If you subscribe to the conventional dialog about the normalization of monetary policy by the Federal Reserve, the so-called ‘lift-off’ should be this summer or thereabouts. I’m not necessarily convinced that the timing is best, but I digress. The primary result of the Quantitative Easing programs utilized by the Federal Reserve was an enormous increase in excess reserves in the banking system. A secondary effect was the run-up in financial asset prices, as a result of the open market actions of the Fed to influence the levels of long-term interest rates. Economic Commentaries from the Federal Reserve Bank of Cleveland suggest that the target of Fed tightening will be the excess reserves within the banking system, and not necessarily interest rates from the onset.

When the vast amounts of liquidity that the banks hold starts to collectively dry up due to the change in the Federal Reserve’s stance on monetary policy, the transactions that have been supporting financial asset prices will begin to slow. At that point, what happens to asset prices? Equities prices on one hand, are at record highs and likely to drift higher. Without the technical demand from the banking system, the fundamental demand in relation to household savings levels will not be enough to keep equity prices at or above current levels.  Debt prices on the other hand, are at record highs and likely to drift higher. It is important to note, that the rebalancing effects of the Federal Open Market Committee’s (FOMC) actions in the debt markets to influence long-term interest rates pushed bond prices to now elevated levels.

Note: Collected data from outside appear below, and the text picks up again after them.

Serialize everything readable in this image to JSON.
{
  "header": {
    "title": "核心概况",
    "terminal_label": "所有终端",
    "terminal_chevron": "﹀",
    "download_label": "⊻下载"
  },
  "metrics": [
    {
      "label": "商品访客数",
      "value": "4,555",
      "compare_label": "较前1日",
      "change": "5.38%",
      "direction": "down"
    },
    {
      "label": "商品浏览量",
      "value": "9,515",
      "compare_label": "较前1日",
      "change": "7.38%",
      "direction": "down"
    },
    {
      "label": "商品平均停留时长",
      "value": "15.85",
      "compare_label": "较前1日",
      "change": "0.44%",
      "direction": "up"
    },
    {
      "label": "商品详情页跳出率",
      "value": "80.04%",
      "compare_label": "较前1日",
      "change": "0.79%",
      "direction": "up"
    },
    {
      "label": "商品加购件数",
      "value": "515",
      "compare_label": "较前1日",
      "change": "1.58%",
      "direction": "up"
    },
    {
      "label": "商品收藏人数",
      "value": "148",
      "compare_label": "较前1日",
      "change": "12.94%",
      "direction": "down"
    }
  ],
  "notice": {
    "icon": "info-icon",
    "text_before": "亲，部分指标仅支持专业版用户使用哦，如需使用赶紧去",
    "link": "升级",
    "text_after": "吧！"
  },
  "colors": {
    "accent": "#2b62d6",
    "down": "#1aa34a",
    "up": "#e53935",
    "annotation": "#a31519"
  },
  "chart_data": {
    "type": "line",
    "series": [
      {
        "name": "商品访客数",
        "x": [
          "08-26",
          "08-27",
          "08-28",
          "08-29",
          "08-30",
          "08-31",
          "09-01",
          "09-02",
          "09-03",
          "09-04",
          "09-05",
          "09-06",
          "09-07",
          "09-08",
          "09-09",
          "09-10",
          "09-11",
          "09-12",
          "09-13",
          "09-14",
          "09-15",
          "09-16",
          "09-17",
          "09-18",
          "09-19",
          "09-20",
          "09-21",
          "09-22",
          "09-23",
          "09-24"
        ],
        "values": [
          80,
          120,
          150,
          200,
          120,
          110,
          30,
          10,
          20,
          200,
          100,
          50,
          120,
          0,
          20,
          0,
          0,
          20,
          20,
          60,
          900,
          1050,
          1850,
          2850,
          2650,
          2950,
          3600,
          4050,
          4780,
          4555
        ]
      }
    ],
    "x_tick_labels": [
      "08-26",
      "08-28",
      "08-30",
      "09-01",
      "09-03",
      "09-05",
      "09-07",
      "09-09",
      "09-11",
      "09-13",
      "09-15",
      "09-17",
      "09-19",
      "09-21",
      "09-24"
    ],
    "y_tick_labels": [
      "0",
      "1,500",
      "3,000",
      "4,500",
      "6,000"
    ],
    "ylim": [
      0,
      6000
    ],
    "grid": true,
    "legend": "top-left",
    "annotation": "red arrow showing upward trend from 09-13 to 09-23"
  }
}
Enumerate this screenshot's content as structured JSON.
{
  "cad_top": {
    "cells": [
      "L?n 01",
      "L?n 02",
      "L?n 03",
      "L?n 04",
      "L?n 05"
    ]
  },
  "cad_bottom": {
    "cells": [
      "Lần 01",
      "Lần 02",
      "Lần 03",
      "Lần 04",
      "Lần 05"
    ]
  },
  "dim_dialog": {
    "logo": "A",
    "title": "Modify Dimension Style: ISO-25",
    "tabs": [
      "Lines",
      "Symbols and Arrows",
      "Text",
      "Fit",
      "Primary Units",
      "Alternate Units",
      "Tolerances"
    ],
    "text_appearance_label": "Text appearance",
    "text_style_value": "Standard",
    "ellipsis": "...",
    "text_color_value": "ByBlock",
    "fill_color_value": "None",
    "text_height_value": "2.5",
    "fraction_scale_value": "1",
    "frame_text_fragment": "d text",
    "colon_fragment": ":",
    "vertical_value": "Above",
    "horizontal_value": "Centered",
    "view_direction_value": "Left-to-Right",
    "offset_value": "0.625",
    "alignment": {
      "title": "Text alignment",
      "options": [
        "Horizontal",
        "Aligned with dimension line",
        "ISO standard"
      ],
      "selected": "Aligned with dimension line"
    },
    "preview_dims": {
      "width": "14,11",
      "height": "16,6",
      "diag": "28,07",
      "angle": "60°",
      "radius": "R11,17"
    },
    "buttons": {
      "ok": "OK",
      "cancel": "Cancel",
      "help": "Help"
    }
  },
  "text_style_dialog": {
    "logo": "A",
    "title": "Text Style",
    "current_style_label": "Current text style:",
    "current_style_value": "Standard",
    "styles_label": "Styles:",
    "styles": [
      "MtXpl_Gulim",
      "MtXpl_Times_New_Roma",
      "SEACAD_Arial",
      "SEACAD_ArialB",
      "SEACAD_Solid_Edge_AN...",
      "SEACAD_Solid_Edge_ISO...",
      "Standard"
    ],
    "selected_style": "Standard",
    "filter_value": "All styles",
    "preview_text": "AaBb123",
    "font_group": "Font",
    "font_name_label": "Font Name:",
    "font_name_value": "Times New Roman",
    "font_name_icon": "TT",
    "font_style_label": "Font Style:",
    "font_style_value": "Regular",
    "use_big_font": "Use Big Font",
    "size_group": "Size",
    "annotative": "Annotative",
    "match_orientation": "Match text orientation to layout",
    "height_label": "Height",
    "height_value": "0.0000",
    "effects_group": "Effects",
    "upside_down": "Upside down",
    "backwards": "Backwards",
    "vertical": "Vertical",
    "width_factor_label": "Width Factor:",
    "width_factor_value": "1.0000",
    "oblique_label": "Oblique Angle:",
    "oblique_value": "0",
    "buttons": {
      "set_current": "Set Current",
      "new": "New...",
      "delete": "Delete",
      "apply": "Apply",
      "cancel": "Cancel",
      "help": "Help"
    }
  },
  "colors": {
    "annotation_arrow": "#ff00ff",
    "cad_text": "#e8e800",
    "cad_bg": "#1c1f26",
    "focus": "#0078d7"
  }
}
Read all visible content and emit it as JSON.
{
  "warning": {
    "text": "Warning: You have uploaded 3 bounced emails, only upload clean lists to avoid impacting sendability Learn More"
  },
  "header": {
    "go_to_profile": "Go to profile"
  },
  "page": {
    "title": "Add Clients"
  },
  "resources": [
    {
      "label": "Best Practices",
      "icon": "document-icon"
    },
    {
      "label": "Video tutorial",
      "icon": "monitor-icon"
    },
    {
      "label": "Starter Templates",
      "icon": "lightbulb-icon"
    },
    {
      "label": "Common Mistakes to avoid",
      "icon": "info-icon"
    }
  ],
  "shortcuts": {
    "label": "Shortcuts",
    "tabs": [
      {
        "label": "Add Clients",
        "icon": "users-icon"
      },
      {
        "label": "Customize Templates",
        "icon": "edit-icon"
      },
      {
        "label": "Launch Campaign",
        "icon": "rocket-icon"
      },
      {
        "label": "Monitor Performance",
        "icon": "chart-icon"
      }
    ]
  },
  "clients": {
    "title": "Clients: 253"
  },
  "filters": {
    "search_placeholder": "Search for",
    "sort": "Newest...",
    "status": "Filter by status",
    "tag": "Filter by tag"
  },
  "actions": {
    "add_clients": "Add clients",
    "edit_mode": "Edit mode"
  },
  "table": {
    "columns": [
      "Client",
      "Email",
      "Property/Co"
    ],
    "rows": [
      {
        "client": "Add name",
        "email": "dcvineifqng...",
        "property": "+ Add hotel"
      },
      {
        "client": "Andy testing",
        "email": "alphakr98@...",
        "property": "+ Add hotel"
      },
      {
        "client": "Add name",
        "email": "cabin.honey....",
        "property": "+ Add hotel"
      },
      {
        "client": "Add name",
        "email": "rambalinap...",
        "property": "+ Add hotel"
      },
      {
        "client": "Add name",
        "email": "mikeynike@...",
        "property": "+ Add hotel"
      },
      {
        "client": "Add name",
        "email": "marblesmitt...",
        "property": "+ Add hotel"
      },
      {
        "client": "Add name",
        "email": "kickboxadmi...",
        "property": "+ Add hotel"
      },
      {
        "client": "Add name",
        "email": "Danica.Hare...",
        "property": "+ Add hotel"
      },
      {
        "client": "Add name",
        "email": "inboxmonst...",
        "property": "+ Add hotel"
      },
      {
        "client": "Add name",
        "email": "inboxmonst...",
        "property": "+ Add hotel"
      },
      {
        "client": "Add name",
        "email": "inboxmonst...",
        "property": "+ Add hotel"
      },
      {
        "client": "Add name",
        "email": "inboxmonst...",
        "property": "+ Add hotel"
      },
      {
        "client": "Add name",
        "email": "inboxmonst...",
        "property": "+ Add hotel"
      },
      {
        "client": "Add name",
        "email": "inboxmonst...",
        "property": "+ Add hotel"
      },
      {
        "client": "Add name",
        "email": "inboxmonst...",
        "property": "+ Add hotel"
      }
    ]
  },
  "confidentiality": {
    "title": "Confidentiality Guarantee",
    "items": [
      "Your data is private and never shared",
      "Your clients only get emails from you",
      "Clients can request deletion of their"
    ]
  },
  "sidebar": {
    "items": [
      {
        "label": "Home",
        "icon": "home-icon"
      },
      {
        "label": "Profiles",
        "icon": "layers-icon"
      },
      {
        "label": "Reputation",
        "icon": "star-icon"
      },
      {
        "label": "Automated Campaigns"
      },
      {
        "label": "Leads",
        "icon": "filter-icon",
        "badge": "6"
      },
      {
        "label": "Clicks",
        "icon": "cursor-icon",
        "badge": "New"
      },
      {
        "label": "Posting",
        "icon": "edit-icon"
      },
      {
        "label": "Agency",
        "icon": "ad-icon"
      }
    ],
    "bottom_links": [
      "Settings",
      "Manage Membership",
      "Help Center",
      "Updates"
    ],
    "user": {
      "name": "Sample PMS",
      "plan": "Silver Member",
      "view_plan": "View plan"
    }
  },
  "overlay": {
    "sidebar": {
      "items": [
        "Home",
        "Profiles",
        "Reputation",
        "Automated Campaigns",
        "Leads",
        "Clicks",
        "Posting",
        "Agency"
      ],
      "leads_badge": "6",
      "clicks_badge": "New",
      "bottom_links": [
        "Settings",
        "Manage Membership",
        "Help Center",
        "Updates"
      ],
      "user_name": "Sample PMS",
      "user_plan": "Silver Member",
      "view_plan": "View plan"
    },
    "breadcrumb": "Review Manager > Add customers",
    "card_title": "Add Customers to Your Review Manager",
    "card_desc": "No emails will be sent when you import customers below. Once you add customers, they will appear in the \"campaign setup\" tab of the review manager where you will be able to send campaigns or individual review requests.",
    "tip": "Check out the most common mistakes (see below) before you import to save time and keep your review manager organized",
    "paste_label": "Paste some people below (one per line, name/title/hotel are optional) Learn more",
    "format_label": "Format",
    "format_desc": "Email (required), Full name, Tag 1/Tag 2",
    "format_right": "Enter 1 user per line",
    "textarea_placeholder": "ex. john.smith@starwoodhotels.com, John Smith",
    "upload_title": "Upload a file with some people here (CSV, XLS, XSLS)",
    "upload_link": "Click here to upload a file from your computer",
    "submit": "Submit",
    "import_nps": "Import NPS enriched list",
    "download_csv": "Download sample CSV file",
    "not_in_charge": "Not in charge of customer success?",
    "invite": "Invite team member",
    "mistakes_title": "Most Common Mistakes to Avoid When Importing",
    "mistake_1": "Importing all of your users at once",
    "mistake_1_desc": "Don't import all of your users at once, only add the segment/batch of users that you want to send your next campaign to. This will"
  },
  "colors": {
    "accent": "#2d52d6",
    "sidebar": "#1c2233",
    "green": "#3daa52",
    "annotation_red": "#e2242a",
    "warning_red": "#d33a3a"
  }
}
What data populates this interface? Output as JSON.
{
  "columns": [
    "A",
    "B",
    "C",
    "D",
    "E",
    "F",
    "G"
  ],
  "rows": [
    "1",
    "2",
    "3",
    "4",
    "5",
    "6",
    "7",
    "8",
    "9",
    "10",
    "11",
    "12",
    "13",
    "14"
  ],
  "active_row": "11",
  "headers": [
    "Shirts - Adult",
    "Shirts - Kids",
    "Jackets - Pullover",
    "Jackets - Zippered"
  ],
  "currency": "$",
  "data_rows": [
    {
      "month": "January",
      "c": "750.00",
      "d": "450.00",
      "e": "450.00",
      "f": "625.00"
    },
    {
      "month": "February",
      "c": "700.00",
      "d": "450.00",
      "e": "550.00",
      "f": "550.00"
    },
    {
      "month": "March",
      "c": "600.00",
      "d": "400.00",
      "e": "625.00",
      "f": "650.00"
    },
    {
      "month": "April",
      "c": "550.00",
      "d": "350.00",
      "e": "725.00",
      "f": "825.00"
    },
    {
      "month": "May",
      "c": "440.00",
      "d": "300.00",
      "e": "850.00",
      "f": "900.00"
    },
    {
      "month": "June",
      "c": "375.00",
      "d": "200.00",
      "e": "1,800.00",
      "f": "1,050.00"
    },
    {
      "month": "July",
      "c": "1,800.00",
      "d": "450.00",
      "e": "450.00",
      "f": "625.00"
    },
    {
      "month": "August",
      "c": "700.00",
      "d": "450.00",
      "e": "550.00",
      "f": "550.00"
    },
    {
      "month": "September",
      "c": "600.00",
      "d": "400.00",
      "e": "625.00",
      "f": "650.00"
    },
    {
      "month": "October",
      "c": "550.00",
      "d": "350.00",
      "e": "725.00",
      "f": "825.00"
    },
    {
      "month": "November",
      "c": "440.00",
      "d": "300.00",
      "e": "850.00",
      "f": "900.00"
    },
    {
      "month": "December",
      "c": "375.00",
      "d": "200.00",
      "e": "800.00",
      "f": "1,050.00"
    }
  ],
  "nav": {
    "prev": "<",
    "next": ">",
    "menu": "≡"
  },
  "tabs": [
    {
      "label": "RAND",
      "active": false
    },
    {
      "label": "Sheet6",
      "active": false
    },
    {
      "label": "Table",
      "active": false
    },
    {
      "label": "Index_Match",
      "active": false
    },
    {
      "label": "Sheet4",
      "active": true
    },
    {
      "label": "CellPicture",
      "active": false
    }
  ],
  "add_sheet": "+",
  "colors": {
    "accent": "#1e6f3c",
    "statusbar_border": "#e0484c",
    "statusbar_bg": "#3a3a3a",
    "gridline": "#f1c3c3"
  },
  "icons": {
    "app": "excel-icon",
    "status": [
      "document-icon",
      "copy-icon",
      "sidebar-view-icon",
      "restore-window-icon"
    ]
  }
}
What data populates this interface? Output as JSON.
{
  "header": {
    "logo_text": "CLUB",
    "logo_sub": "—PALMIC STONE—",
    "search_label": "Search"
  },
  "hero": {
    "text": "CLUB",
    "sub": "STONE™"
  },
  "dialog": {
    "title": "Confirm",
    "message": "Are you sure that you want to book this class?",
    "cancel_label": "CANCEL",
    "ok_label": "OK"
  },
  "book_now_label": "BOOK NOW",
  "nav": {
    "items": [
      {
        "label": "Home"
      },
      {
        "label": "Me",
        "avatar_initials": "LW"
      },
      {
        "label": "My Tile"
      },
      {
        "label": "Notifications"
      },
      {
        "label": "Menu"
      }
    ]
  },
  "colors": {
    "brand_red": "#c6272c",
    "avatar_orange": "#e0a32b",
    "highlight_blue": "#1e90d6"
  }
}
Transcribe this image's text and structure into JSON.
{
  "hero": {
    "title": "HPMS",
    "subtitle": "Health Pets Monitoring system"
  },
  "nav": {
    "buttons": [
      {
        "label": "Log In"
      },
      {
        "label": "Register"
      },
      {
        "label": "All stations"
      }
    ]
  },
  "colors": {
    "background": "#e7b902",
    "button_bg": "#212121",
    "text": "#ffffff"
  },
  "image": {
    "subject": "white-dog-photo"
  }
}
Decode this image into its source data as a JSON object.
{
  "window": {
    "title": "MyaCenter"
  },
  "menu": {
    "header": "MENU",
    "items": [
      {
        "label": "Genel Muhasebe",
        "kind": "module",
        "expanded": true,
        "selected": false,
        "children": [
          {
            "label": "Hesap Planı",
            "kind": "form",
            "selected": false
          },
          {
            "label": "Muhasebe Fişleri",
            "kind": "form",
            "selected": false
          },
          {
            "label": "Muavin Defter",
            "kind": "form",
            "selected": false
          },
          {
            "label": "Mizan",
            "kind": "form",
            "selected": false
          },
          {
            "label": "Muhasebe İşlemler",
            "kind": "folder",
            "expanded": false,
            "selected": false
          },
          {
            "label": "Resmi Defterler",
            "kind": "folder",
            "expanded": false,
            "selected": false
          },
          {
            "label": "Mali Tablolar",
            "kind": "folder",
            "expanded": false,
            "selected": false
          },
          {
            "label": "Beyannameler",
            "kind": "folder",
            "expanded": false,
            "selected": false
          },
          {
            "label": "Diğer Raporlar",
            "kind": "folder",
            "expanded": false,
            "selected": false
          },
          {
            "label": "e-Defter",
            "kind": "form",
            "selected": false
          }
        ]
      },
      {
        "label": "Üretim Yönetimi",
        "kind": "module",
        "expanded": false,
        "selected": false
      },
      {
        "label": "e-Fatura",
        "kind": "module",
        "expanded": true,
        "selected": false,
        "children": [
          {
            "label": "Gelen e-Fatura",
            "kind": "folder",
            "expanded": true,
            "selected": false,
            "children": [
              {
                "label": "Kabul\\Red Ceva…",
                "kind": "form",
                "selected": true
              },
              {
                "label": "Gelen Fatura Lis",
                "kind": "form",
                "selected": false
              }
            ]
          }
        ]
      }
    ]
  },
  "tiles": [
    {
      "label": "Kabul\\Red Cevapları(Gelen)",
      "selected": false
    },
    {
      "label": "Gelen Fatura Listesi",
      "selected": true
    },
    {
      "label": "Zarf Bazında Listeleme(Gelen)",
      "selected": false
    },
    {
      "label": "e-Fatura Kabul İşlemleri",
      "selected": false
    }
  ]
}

Quantitative Easing was a necessary evil on the part of the Federal Reserve, as doing nothing would have been even less palatable. Now, we’ve arrived to the point of dealing with the aftermath and eventual unwinding of the policies. Without the implicit and at some points explicit support of the Federal Reserve, financial markets in the US and by extension the rest of the world would be forced to stop pretending. A more realistic picture of the economy may have a chance of emerging. Monetary policy unwinding does not necessarily turn into a market crash, it would simply effect a realignment of Wall Street with Main Street.